In the climactic “Pusher 3,” it is Milo’s turn to become the unlucky mouse. As a middle-man between two drug-dealing gangs, he is forced to play both sides against each other as he attempts to sell 10,000 Ecstasy pills–a commodity that he is utterly unfamiliar with.

At this stage in his life, he seems far more interested in running his restaurant and being a caring father to his daughter Milena (Marinela Dekic), whose wedding he is catering. Most of the final third of the film consists of him trying to cook meals for the wedding guests while he tries to unload the Ecstasy pills. It is very obviously a reprise of the final scenes of “Goodfellas” as the main character tries to cook lasagna for a dinner party while setting up a big drug deal.

Zlatko Buric as Milo

As Milo has grown older and less intimidating, his younger rivals have lost their fear of him, especially Little Mohammed (Ilyas Agac) who bullies and hectors him throughout the film until Milo is ready to explode. Milo finally decides to stand up to Little Mohammed and a couple of his Polish henchmen after they begin to beat a Polish woman they have forced into prostitution at his restaurant. In keeping with Refn’s astute refusal to indulge in facile moralizing, it is never clear that Milo’s action is meant to rescue the woman or to put an end to the rival gang members’ commandeering of his personal space. Whatever his motivation, you can only feel that he is doing the right thing in a world in which morality counts for very little.
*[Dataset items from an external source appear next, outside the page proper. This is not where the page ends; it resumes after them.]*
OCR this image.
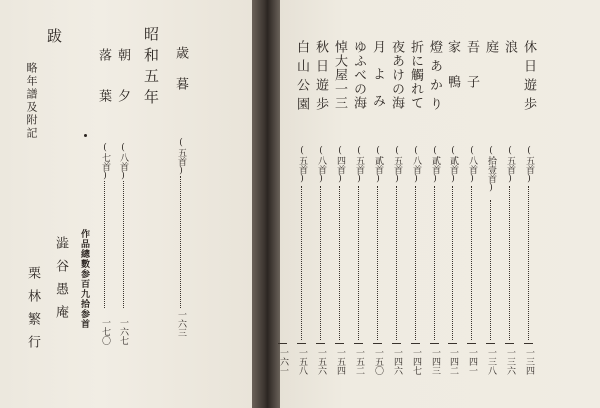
跋
略年譜及附記	昭和五年 歳暮
(五首)
一六三
朝夕
(八首)
一六七
落葉
(七首)
一七〇
作品總數参百九拾参首
澁谷愚庵
栗林繁行
休日遊歩
(五首)
一三四
浪
(五首)
一三六
庭
(拾壹首)
一三八
吾子
(八首)
一四一
家鴨
(貳首)
一四二
燈あかり
(貳首)
一四三
折に觸れて
(八首)
一四七
夜あけの海
(五首)
一四六
月よみ
(貳首)
一五〇
ゆふべの海
(五首)
一五二
悼大屋一三
(四首)
一五四
秋日遊歩
(八首)
一五六
白山公園
(五首)
一五八
一六一
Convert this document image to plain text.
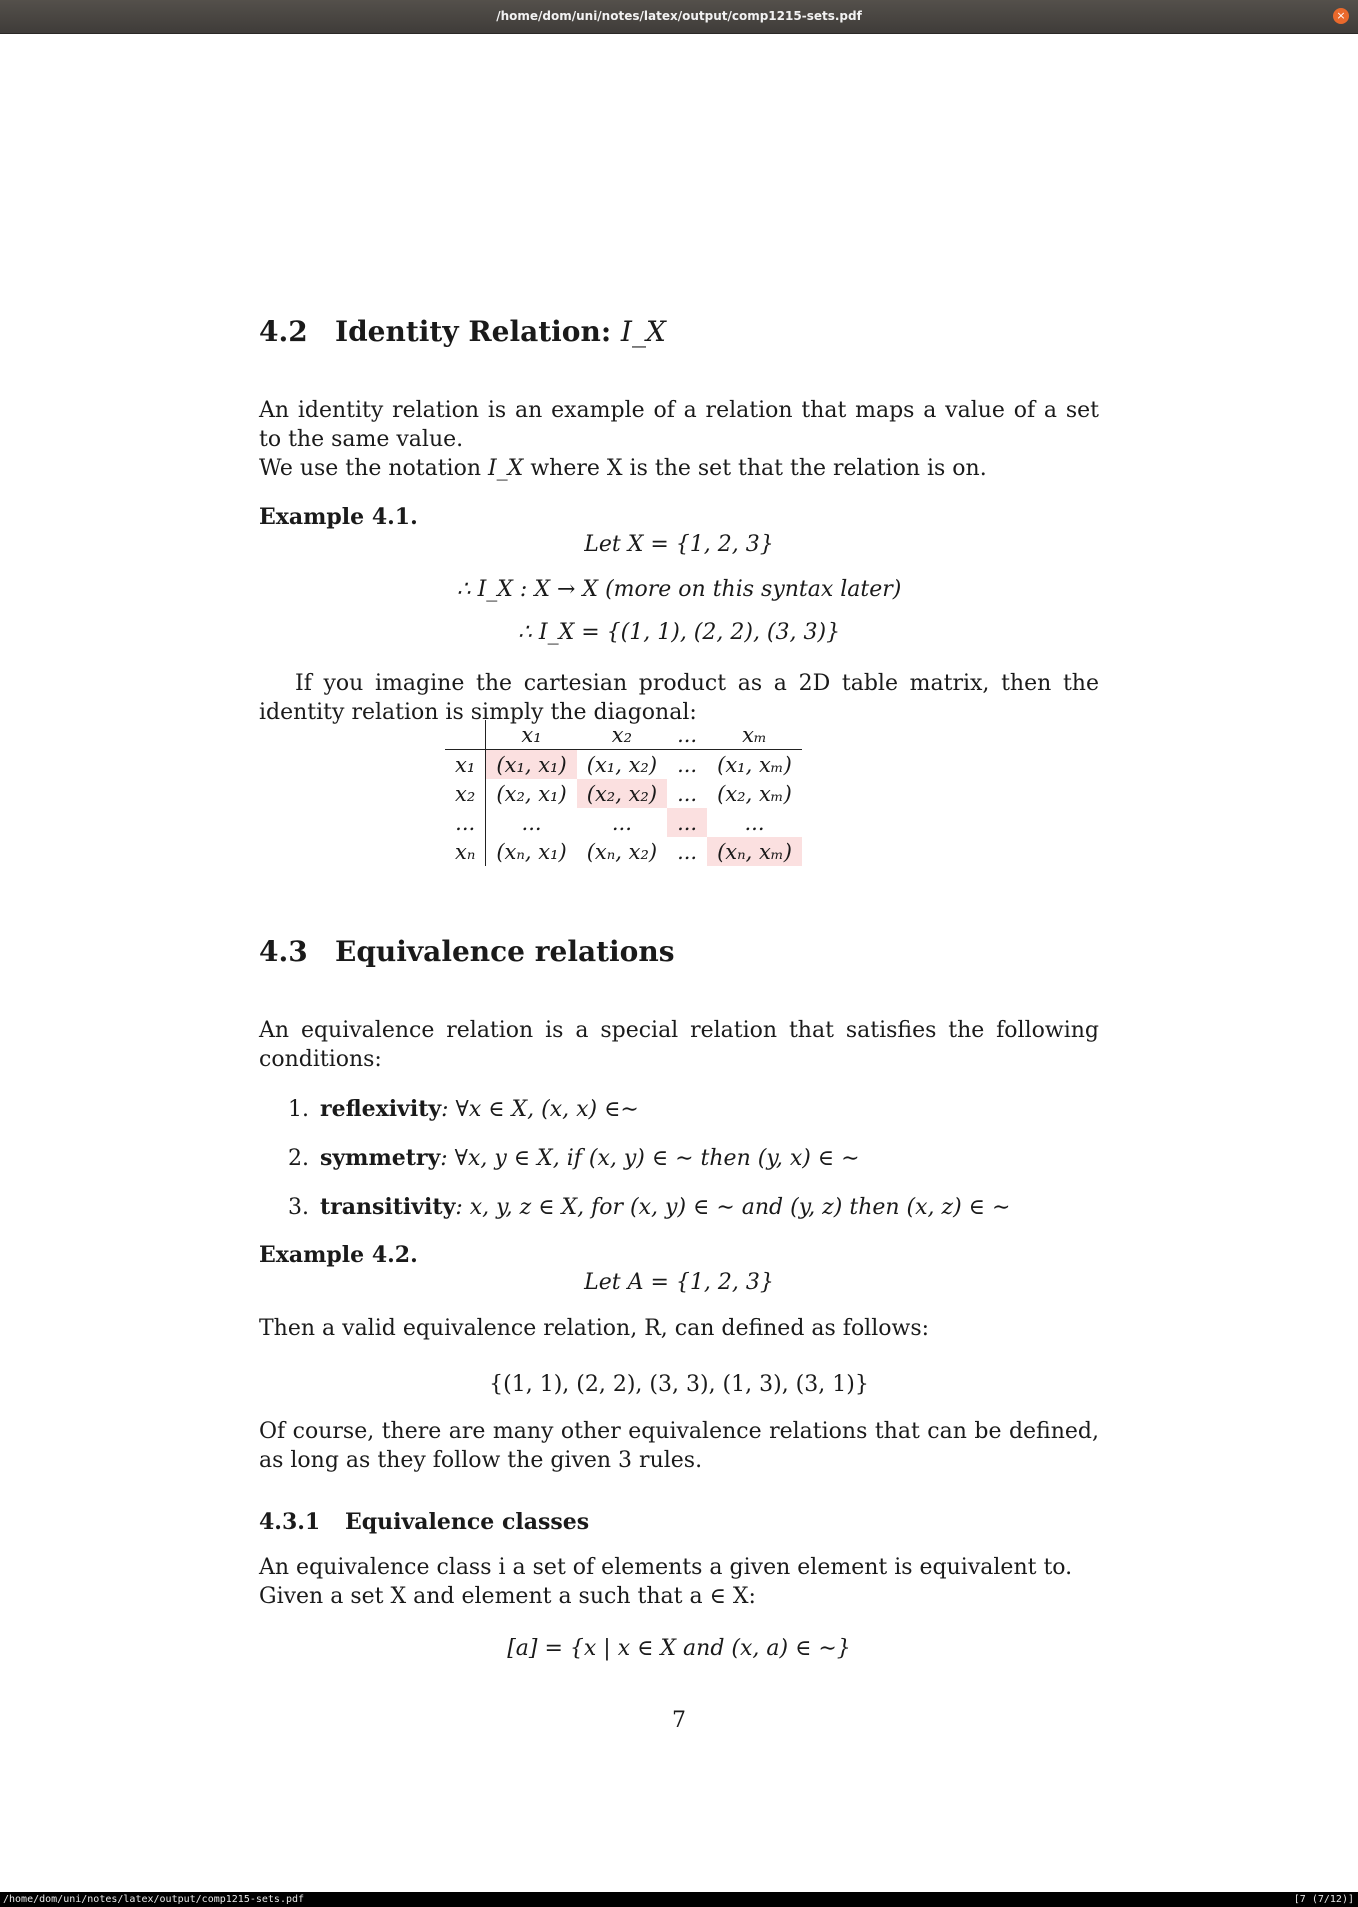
/home/dom/uni/notes/latex/output/comp1215-sets.pdf	×
4.2 Identity Relation: I_X
An identity relation is an example of a relation that maps a value of a set to the same value.
We use the notation I_X where X is the set that the relation is on.
Example 4.1.
Let X = {1, 2, 3}
∴ I_X : X → X (more on this syntax later)
∴ I_X = {(1, 1), (2, 2), (3, 3)}
If you imagine the cartesian product as a 2D table matrix, then the identity relation is simply the diagonal:
	x₁	x₂	...	xₘ
x₁	(x₁, x₁)	(x₁, x₂)	...	(x₁, xₘ)
x₂	(x₂, x₁)	(x₂, x₂)	...	(x₂, xₘ)
...	...	...	...	...
xₙ	(xₙ, x₁)	(xₙ, x₂)	...	(xₙ, xₘ)
4.3 Equivalence relations
An equivalence relation is a special relation that satisfies the following conditions:
1. reflexivity: ∀x ∈ X, (x, x) ∈∼
2. symmetry: ∀x, y ∈ X, if (x, y) ∈ ∼ then (y, x) ∈ ∼
3. transitivity: x, y, z ∈ X, for (x, y) ∈ ∼ and (y, z) then (x, z) ∈ ∼
Example 4.2.
Let A = {1, 2, 3}
Then a valid equivalence relation, R, can defined as follows:
{(1, 1), (2, 2), (3, 3), (1, 3), (3, 1)}
Of course, there are many other equivalence relations that can be defined, as long as they follow the given 3 rules.
4.3.1 Equivalence classes
An equivalence class i a set of elements a given element is equivalent to.
Given a set X and element a such that a ∈ X:
[a] = {x | x ∈ X and (x, a) ∈ ∼}
7
/home/dom/uni/notes/latex/output/comp1215-sets.pdf	[7 (7/12)]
After he kills Little Mohammed, Milo is forced to look up Radovan, his henchman of yore, who has given up the criminal life and opened up a shish kebab restaurant on the outskirts of Copenhagen. The final scene consists of the two men disposing of Little Mohammed’s body, played for dark comic effect.

The Pusher Trilogy films are available from Netflix and get my strong recommendation.